I’m separated from my wife. Have an 8 year old boy and we share custody.
Recently her new partner has sent me a threatening text. I now do not wish to have contact with him (new partner) so am not keen on our child seeing me tense around drop offs and pick ups. I have no confidence that the threats will not happen when my child is there either.
Wife insists I do at least one drop off or pick up a week. She will not tell me if new partner is there or not. Says I have no right to know.
I have offered to sit down and talk to resolve issues , offered to exchange at a neutral venue or to arrange third parties do it. She has refused all this.
Now she wants to go to mediation about this (ironically it’s the only issue we have) and then court where she wants to get an order that I must go to her house.
Any thoughts? I think two reasonable people should be able to sort this one out but losing faith in that now!

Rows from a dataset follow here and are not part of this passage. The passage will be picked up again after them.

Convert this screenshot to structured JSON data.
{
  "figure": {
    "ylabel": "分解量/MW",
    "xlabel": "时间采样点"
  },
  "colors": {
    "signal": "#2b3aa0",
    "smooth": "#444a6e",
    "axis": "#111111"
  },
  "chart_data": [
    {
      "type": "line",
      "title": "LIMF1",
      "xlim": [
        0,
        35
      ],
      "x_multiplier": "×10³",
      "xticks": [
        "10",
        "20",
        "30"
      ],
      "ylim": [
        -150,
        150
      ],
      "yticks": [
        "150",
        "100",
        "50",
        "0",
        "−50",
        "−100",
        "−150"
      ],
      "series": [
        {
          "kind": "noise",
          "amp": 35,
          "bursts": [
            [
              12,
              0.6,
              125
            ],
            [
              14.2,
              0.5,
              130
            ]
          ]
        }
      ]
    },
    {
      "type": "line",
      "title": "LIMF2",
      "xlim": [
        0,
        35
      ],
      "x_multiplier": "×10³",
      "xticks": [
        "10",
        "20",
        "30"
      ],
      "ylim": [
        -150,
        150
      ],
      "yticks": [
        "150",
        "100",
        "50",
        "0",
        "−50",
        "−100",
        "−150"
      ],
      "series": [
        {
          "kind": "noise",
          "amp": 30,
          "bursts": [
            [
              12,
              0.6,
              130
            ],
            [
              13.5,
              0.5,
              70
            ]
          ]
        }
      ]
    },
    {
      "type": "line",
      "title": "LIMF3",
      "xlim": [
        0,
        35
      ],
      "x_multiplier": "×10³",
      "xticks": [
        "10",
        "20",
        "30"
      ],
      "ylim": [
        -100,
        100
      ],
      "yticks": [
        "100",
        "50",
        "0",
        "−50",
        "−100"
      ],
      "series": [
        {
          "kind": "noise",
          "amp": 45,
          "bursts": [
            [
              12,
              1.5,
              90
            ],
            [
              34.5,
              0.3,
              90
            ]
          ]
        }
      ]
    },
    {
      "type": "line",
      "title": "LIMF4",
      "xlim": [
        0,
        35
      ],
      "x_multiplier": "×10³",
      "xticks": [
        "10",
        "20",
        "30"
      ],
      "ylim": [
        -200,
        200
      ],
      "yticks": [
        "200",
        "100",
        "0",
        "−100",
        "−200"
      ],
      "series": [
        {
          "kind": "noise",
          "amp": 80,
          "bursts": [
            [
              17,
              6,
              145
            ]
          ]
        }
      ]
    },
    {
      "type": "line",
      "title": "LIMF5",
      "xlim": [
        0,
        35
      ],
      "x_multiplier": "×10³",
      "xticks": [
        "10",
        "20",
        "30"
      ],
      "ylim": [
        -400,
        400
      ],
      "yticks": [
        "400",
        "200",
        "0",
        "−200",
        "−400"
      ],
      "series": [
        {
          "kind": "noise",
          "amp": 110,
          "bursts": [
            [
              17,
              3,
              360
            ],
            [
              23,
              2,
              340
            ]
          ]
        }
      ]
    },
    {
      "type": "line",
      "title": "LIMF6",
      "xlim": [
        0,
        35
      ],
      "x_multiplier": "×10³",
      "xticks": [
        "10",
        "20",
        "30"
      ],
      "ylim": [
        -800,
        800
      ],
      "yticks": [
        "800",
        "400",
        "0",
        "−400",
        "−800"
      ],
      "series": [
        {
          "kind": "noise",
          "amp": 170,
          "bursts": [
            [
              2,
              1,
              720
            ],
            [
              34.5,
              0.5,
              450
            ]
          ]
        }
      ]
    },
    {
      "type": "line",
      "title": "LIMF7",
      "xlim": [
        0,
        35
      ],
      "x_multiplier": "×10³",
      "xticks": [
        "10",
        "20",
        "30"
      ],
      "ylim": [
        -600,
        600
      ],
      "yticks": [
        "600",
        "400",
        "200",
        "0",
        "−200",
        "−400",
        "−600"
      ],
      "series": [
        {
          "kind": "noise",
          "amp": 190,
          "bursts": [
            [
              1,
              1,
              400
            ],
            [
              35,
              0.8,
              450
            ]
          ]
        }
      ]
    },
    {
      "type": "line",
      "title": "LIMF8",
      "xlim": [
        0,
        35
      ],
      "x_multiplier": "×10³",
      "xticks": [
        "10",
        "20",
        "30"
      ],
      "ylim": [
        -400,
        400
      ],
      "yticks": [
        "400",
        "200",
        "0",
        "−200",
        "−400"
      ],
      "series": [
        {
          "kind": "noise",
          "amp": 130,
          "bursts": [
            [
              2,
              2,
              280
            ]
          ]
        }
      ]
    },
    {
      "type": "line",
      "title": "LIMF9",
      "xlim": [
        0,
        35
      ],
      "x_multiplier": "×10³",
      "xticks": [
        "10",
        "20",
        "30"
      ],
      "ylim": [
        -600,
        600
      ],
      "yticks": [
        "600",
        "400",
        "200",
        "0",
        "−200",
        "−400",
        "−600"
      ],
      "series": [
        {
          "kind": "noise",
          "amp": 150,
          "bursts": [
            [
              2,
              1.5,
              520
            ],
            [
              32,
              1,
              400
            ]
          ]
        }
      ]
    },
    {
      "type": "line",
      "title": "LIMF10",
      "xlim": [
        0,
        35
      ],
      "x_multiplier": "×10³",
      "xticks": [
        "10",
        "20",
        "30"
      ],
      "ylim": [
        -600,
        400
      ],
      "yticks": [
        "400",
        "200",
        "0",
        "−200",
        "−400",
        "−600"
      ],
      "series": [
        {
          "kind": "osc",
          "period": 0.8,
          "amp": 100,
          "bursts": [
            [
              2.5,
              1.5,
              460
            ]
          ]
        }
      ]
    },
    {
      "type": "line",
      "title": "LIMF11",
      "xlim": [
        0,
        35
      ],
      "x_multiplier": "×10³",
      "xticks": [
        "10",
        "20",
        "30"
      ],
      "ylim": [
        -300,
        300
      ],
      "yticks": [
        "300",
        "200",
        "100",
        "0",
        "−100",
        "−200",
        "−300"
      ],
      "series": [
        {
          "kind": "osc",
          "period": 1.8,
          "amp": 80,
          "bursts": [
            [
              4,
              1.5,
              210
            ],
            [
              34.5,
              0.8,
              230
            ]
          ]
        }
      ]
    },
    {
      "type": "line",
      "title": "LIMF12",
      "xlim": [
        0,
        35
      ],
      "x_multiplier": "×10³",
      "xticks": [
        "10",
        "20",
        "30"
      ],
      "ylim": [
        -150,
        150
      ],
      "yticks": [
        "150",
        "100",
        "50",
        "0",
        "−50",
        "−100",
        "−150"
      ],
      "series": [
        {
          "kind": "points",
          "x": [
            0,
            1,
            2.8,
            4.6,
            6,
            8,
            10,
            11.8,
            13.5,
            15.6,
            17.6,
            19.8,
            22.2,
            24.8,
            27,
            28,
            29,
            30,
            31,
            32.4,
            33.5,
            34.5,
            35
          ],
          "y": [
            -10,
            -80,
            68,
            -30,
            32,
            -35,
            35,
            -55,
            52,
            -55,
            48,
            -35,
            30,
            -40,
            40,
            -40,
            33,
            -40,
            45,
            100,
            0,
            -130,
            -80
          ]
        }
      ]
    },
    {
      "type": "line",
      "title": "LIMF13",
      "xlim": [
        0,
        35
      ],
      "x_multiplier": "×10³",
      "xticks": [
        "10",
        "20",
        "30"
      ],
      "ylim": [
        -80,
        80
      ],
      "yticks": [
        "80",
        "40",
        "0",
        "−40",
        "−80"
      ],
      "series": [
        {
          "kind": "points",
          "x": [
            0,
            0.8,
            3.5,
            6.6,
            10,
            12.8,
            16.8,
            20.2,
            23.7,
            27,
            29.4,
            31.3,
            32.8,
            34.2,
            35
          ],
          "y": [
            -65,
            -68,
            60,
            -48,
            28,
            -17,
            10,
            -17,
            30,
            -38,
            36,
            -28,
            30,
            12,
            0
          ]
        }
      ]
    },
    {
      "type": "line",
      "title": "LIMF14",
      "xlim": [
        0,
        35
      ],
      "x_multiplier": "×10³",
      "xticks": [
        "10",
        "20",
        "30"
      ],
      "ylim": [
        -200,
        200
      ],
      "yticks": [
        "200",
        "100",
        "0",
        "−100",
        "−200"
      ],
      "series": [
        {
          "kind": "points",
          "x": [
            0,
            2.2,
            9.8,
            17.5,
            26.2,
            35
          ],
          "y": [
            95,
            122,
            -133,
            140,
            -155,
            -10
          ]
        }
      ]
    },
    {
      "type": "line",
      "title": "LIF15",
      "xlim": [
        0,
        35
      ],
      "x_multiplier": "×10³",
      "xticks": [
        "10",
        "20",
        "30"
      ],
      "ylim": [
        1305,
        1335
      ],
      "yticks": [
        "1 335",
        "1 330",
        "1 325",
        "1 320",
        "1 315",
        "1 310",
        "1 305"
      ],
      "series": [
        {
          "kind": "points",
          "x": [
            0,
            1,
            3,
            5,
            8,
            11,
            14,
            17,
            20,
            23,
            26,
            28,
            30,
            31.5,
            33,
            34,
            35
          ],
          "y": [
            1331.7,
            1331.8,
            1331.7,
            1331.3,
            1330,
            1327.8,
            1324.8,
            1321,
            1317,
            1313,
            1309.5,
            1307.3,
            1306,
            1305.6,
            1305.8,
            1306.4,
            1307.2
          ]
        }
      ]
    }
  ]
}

Sorry if it comes across wrong but that is so unreasonable. You sound like you are trying your best and thats what you should continue doing. Your doing your very,very best in unforgiving circumstances. Your right,2 reasonable people should be able to resolve this but one (new ) person sounds like he wouldnt know what reasonable was if it jumped out of a bush,shouted im reasonable and proceeded to bite him on the butt. Do your best and keep any record of his behaviour. Incidently you do have the right to know if hes there or not due to his threatening text. He lost the moral ground right there!Oh and dont lose faith.
Have you explained that if you go to court, you will produce the threatening text as evidence, and no court will force you or your child in to a situation like that. It will also demonstrate her refusal to compromise.
Do her parents live locally? Or another trusted family member – sister, aunt? Can you suggest a mutually agreeable drop-off point.